Patients who have had several miscarriages in the past can benefit from CCS for aneuploidy screening by avoiding the transfer of embryos that are aneuploid and will eventually fail to implant. The likelihood of having a trisomic pregnancy increases with advanced maternal age (>38 years). CCS allows selection of normal embryos at the pre-implantation stage and reduces the chance of detecting abnormal fetal development during an aminocentesis in the second trimester. Patients who failed several IVF attempts and are known to generate good cohorts of embryos might have a high rate of aneuploidy and can benefit by CCS. Another group of patients who can benefit from CCS are those who carry translocations, which are detected by karyotyping.

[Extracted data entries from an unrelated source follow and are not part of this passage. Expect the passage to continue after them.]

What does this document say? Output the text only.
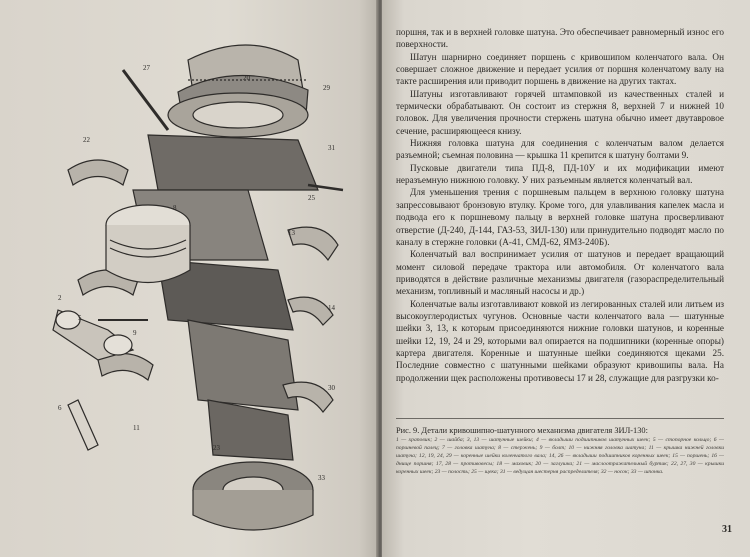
27
20
29
31
22
25
8
13
2
5
9
14
30
6
11
23
33

поршня, так и в верхней головке шатуна. Это обеспечивает равномерный износ его поверхности.

Шатун шарнирно соединяет поршень с кривошипом коленчатого вала. Он совершает сложное движение и передает усилия от поршня коленчатому валу на такте расширения или приводит поршень в движение на других тактах.

Шатуны изготавливают горячей штамповкой из качественных сталей и термически обрабатывают. Он состоит из стержня 8, верхней 7 и нижней 10 головок. Для увеличения прочности стержень шатуна обычно имеет двутавровое сечение, расширяющееся книзу.

Нижняя головка шатуна для соединения с коленчатым валом делается разъемной; съемная половина — крышка 11 крепится к шатуну болтами 9.

Пусковые двигатели типа ПД-8, ПД-10У и их модификации имеют неразъемную нижнюю головку. У них разъемным является коленчатый вал.

Для уменьшения трения с поршневым пальцем в верхнюю головку шатуна запрессовывают бронзовую втулку. Кроме того, для улавливания капелек масла и подвода его к поршневому пальцу в верхней головке шатуна просверливают отверстие (Д-240, Д-144, ГАЗ-53, ЗИЛ-130) или принудительно подводят масло по каналу в стержне головки (А-41, СМД-62, ЯМЗ-240Б).

Коленчатый вал воспринимает усилия от шатунов и передает вращающий момент силовой передаче трактора или автомобиля. От коленчатого вала приводятся в действие различные механизмы двигателя (газораспределительный механизм, топливный и масляный насосы и др.)

Коленчатые валы изготавливают ковкой из легированных сталей или литьем из высокоуглеродистых чугунов. Основные части коленчатого вала — шатунные шейки 3, 13, к которым присоединяются нижние головки шатунов, и коренные шейки 12, 19, 24 и 29, которыми вал опирается на подшипники (коренные опоры) картера двигателя. Коренные и шатунные шейки соединяются щеками 25. Последние совместно с шатунными шейками образуют кривошипы вала. На продолжении щек расположены противовесы 17 и 28, служащие для разгрузки ко-

Рис. 9. Детали кривошипно-шатунного механизма двигателя ЗИЛ-130:

1 — храповик; 2 — шайба; 3, 13 — шатунные шейки; 4 — вкладыши подшипников шатунных шеек; 5 — стопорное кольцо; 6 — поршневой палец; 7 — головка шатуна; 8 — стержень; 9 — болт; 10 — нижняя головка шатуна; 11 — крышка нижней головки шатуна; 12, 19, 24, 29 — коренные шейки коленчатого вала; 14, 26 — вкладыши подшипников коренных шеек; 15 — поршень; 16 — днище поршня; 17, 28 — противовесы; 18 — маховик; 20 — заглушка; 21 — маслоотражательный буртик; 22, 27, 30 — крышки коренных шеек; 23 — полость; 25 — щека; 31 — ведущая шестерня распределителя; 32 — носок; 33 — шпонка.

31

There are certain risks associated with any micromanipulation procedure, but these are minimal and are outweighed by the benefits. Trophectoderm biopsy does require embryos to develop to the blastocyst stage before the biopsy is performed. Not all couples will have embryos that develop to this stage. Occasionally, due to poor hybridization of chromosome probes, results for all chromosomes are not able to be determined. This often happens when embryos are of poor quality on day 5 or 6 of development and exhibit extensive fragmentation. In single gene mutation analysis, if DNA material from the biopsied cells is degraded, amplification will be poor and sometimes no results can be obtained.